As intensive talks continue in preparation for
the upcoming World Trade Organization summit in Seattle, environmental and labor
considerations have made headlines. The most difficult issue in the talks, however,
involves a seemingly arcane trade law aimed at stopping the practice of dumping -- selling
imports at less than their price in their home market or at less than their cost of
production.
A group of countries has been pressing the United States to include negotiations on its
antidumping laws on the agenda. U.S. negotiators have refused.
At first blush, it may seem the U.S. position is unreasonable; after all, shouldn't we
expect our trading partners to raise issues important to them?
Unfortunately, this simple view is simply wrong. The United States should oppose any
attempts to weaken its antidumping laws until the many trade distortions that cause
dumping are eliminated.
There are numerous critics of U.S. antidumping laws. Many foreign governments, most
notably Japan, whose companies are most often found to be dumping, and a number of
laissez-faire free traders oppose antidumping laws. Critics attack the laws as just
another example of protectionism and decry U. S. administrators of the laws as biased in
favor of domestic interests.
These critics, however, are wrong on many specifics and, more fundamentally, miss the
central purpose of antidumping laws. And, as to the fairness of the administrators, one
need only consider two statistics: First, U.S. authorities reject the majority of cases
brought by U.S. petitioners; second, less than one-half of 1 percent of U.S. imports pay
antidumping duties.
Beyond that, the focus should be the problem of dumping, not antidumping duties. The
case of the Japanese steel industry is typical. Japanese steel companies have frequently
been cited for dumping, and they were subject to new U.S. duties earlier this year.
These duties are not the result of accounting errors or poor administration. They are
imposed because much of the steel Japan exports to the United States is dumped.
Third-party pricing data indicates that Japanese domestic prices for many steel products
are as much as several hundred dollars per ton more than the export price for the same
steel.
The Japanese steel industry dumps not to provide a bargain to foreign customers, but as
a way of building market share in the world steel market. The domestic Japanese steel
market is heavily cartelized; the market shares of Japan's major steel companies have not
changed in decades, and imports are held to about 10 percent of the market.
The cartel allows Japanese companies to charge high prices and build profits in the
protected home market and use them to effectively subsidize sales to the United States. In
bad economic times -- as during the recent worldwide crisis in the steel market -- Japanese
companies use this dumping strategy to effectively export unemployment to the United
States.
Unfortunately, the problem is not limited to Japanese steel. A less well- known example
involves imports of cement from Mexico, which have been subject to antidumping duties
since 1990. As in the case of Japanese steel, the Mexican cement industry is cartelized. A
a single company, CEMEX, controls almost two-thirds of the market.
Through collusion, imports are virtually excluded from the Mexican market, and Mexican
consumers are forced to pay almost twice as much as U.S. importers for the very same
cement. Again, Mexican companies use these domestic profits to finance dumping in order to
secure competitive advantages over U.S. companies.

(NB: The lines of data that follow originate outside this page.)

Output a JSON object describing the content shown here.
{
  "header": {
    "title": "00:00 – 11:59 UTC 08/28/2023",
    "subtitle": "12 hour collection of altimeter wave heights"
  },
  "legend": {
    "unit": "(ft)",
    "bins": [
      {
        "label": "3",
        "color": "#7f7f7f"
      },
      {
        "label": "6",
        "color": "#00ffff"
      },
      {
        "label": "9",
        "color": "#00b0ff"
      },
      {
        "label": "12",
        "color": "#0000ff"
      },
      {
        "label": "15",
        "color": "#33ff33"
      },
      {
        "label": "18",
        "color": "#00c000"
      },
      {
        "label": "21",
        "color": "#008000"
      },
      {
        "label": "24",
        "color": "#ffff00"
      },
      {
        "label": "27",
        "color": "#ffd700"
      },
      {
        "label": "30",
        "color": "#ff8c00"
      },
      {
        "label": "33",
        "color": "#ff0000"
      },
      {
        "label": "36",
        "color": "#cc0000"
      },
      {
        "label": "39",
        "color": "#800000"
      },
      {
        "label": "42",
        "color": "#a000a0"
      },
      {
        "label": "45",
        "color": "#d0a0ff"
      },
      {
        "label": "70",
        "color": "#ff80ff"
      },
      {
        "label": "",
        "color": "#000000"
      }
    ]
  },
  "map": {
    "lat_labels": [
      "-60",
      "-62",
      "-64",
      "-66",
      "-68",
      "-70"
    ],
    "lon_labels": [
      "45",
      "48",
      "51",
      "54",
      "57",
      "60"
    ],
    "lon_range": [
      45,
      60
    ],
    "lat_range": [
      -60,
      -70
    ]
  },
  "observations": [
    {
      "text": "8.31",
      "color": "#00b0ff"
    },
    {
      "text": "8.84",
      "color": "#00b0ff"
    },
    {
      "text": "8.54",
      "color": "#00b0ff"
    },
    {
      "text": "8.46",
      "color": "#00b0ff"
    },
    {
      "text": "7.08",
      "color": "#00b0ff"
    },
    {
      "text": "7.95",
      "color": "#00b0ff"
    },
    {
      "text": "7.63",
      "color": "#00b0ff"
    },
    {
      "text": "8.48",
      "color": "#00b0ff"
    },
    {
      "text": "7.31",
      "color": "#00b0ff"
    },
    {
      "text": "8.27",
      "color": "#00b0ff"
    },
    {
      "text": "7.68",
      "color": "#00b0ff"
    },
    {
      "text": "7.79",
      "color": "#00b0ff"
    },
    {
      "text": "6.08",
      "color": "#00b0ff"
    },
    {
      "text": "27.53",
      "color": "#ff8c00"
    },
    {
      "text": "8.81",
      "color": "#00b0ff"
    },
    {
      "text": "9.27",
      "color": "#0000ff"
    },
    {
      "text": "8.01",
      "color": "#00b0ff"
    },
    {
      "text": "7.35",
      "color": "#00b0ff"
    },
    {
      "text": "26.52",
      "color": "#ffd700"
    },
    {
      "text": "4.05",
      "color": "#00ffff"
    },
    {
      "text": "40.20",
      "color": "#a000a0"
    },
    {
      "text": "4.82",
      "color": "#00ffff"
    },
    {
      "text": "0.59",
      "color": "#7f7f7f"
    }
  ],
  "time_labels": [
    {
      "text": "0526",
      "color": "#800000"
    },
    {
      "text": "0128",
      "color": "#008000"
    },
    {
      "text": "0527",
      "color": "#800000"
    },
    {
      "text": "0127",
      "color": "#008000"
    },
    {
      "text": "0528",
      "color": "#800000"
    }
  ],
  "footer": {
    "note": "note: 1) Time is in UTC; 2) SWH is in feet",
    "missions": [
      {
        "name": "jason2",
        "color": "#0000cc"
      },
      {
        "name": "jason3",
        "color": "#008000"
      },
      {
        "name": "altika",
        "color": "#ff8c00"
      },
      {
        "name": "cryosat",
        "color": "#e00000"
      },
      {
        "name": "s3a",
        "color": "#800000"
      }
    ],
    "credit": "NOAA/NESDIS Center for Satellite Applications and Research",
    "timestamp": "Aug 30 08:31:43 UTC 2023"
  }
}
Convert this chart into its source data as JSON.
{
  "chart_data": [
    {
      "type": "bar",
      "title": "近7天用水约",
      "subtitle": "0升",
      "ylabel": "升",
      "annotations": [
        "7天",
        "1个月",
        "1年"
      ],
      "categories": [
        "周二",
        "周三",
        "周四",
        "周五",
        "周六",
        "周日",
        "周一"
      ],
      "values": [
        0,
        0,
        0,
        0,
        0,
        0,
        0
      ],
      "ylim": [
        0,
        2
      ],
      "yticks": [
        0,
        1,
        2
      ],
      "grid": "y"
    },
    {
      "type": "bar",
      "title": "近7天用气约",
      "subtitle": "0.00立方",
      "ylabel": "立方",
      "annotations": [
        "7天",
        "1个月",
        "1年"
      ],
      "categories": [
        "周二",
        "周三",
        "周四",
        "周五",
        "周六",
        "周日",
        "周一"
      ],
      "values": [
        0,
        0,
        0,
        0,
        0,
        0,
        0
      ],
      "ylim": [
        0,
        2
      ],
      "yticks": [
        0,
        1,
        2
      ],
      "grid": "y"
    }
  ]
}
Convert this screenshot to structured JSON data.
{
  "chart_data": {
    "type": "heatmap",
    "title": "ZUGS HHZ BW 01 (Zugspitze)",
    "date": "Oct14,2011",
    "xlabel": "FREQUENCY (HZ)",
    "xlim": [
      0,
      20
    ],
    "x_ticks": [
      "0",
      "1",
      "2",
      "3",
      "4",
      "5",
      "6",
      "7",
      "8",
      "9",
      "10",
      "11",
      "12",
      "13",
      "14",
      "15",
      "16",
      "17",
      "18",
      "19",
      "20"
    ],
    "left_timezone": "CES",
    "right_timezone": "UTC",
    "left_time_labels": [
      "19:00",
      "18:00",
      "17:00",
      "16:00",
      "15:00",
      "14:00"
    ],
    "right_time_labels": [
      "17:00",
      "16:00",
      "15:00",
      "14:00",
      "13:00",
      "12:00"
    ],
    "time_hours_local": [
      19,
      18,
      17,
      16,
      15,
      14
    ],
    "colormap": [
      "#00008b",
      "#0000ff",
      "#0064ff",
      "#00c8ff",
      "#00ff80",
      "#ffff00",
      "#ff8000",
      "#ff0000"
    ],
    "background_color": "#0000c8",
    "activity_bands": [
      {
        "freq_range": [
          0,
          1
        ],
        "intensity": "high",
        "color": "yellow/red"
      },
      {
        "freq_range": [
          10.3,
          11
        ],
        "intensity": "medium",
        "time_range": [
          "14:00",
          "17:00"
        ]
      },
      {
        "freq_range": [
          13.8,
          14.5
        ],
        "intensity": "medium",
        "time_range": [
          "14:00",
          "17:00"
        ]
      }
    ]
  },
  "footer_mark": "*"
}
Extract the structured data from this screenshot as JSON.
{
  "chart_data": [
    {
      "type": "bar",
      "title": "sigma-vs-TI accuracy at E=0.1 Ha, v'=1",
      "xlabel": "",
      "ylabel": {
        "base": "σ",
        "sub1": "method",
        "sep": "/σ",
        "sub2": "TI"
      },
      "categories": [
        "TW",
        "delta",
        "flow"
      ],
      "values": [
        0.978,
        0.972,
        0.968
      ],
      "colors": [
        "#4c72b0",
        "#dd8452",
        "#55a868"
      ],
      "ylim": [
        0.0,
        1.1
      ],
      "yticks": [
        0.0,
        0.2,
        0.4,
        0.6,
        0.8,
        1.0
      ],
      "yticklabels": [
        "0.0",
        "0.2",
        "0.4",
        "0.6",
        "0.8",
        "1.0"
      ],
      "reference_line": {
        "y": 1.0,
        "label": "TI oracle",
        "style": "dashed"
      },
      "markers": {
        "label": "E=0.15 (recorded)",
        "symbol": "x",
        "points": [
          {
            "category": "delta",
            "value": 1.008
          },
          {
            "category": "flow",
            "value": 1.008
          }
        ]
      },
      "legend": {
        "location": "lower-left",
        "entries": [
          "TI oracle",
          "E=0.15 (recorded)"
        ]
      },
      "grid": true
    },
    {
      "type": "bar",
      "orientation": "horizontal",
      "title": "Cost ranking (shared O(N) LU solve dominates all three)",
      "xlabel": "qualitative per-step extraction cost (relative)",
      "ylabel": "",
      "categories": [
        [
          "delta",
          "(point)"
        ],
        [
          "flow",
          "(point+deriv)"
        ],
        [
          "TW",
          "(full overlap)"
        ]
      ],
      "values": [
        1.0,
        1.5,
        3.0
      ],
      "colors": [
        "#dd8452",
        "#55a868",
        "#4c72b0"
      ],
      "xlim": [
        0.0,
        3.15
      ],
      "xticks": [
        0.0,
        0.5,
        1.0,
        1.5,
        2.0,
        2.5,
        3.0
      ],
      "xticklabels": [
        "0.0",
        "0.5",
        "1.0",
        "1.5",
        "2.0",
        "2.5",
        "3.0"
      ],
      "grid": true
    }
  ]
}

Although they are not widely known, there are literally dozens of cases in which a
protected, subsidized, or cartelized foreign company uses its market advantages to dump in
the U.S. market. Often, this dumping causes serious injury to U.S. firms and puts U.S.
workers out of their jobs. Stories like that of the Japanese steel industry and the
Mexican cement industry are the real dumping issue, the topic that should be discussed in
trade negotiations.
In the last major round of international trade negotiations, a major new global
agreement was struck on antidumping regimes. Parts of it are still being implemented, and
it is certainly too early to judge the results. Still, countries like Japan, Korea, and
Brazil demand new negotiations.
Despite their protests, they do this not because they fear the abuse of antidumping
laws, but because they fear the proper use of antidumping laws by the United States.
The appropriate topic for trade negotiations, however, is distortions, such as trade
barriers and cartels, in their markets that make dumping possible. If those underlying
problems were addressed, antidumping duties would cease to be a problem.